The elaborate decoration on this gong compares with Malay brassware from peninsular Malaysia which on the whole is far more utilitarian, subdued and in keeping with Islamic prohibitions on figurative art.
Tawak-tawak once were used as signal gongs to call people together. They tended not to be used as part of a gamelan orchestra as in nearby Indonesia. Gong smiths, like kris smiths, worked in an atmosphere of magic and incantation. Some gongs were believed to be protected by supernatural beings (Singh, 1985).
Extant examples of old brassware from Brunei and elsewhere on the island of Borneo frequently exhibit strong Chinese influence such as dragons despite Islam being Brunei's main religion today. The Chinese influence is apparent in this gong with its dragons and the endless knot motif incorporated with the hanging chain.

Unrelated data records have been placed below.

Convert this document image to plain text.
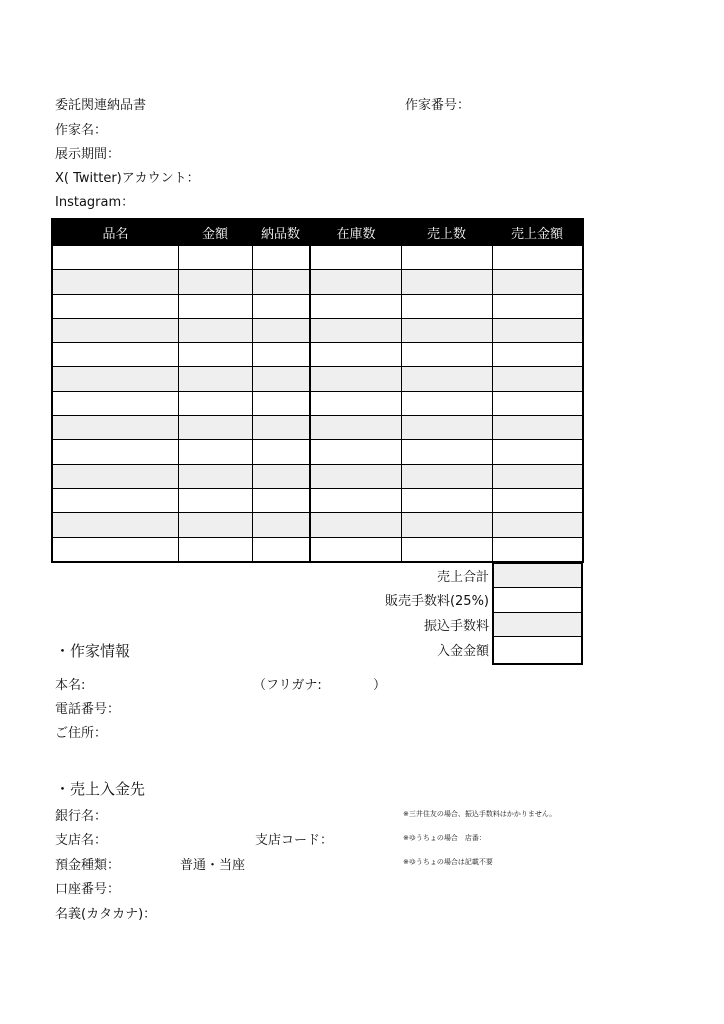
委託関連納品書	作家番号：
作家名：
展示期間：
X( Twitter)アカウント：
Instagram：
品名	金額	納品数	在庫数	売上数	売上金額

売上合計
販売手数料(25%)
振込手数料
入金金額

・作家情報
本名:	（フリガナ:	）
電話番号：
ご住所：
・売上入金先
銀行名：	※三井住友の場合、振込手数料はかかりません。
支店名：	支店コード：	※ゆうちょの場合　店番：
預金種類：	普通・当座	※ゆうちょの場合は記載不要
口座番号：
名義(カタカナ)：
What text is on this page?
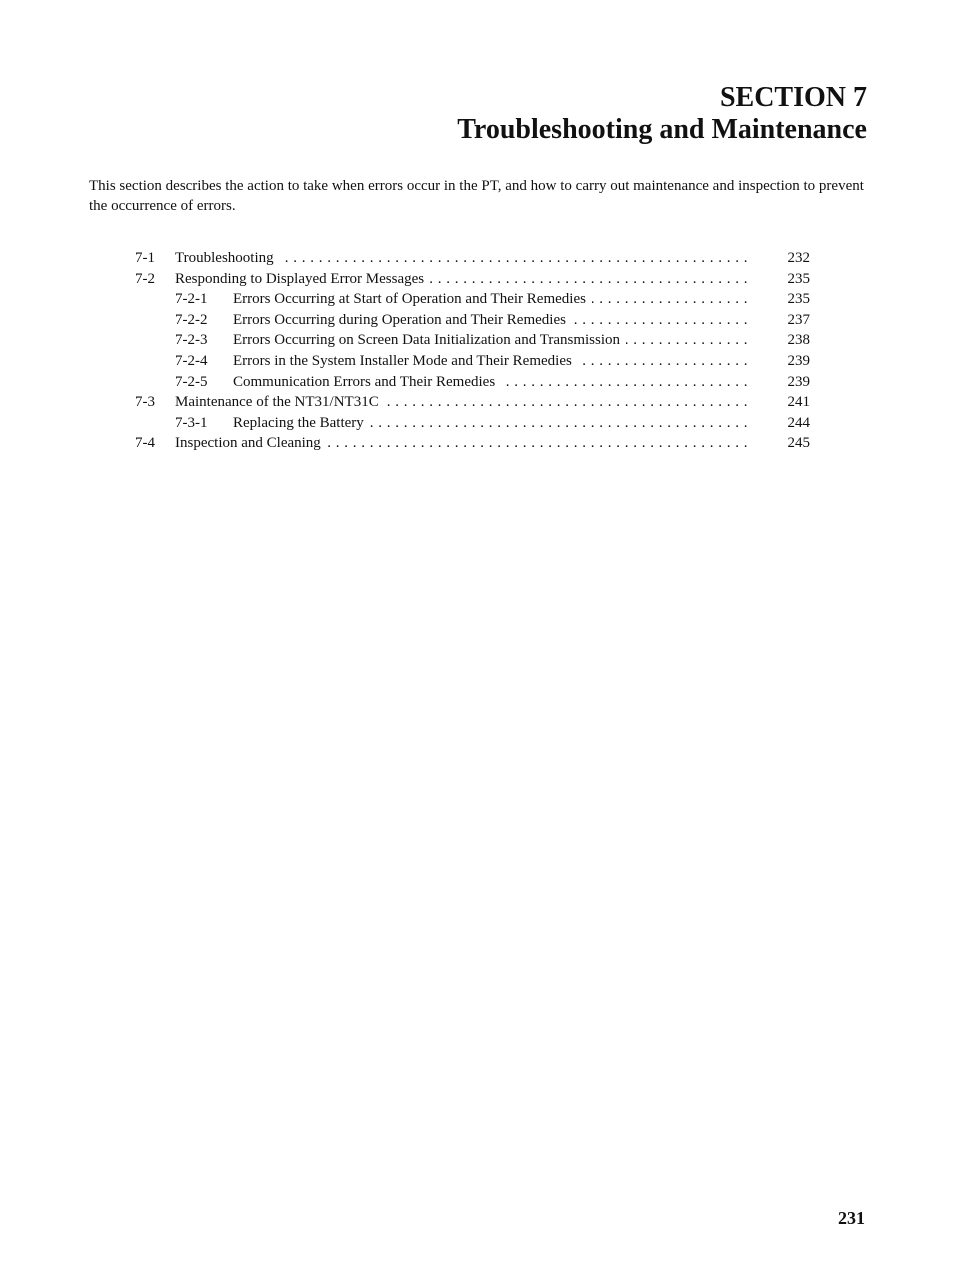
SECTION 7
Troubleshooting and Maintenance

This section describes the action to take when errors occur in the PT, and how to carry out maintenance and inspection to prevent the occurrence of errors.

7-1 Troubleshooting . . .	232
7-2 Responding to Displayed Error Messages . . .	235
7-2-1 Errors Occurring at Start of Operation and Their Remedies . . .	235
7-2-2 Errors Occurring during Operation and Their Remedies . . .	237
7-2-3 Errors Occurring on Screen Data Initialization and Transmission . . .	238
7-2-4 Errors in the System Installer Mode and Their Remedies . . .	239
7-2-5 Communication Errors and Their Remedies . . .	239
7-3 Maintenance of the NT31/NT31C . . .	241
7-3-1 Replacing the Battery . . .	244
7-4 Inspection and Cleaning . . .	245
231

Children's stories that are still told in Brunei and Borneo feature tales of Chinese princes and dragons. One tells of a dragon that lives atop Mount Kinabalu (Borneo's highest mountain) where it guards a magnificent precious stone the size of a peacock's egg. The Emperor of China hears about the stone and tells his three sons that whichever one of them brings back the stone will be made his heir; the other two will be killed. One son manages to trick the dragon and captures the stone. But the other sons lie to their father that they were the ones to take the stone. Ultimately, the Emperor discovers this deception and the wayward sons escape China, one of whom returns to Brunei and founds a princely dynasty there.
A gong of similar form is in the collection of the National Museum of Singapore, another is in the British Museum, and a related gong and chain, in the collection of the National Gallery of Australia (NGA), is illustrated in Maxwell (2010, p. 61). The NGA example is attributed to the eighteenth century.
References: Chin, L., Cultural Heritage of Sarawak, Sarawak Museum, 1980. Maxwell, R., Life, Death & Magic: 2000 Years of Southeast Asian Ancestral Art, National Gallery of Australia, 2010. Singh, B., Malay Brassware, National Museum of Singapore, 1985.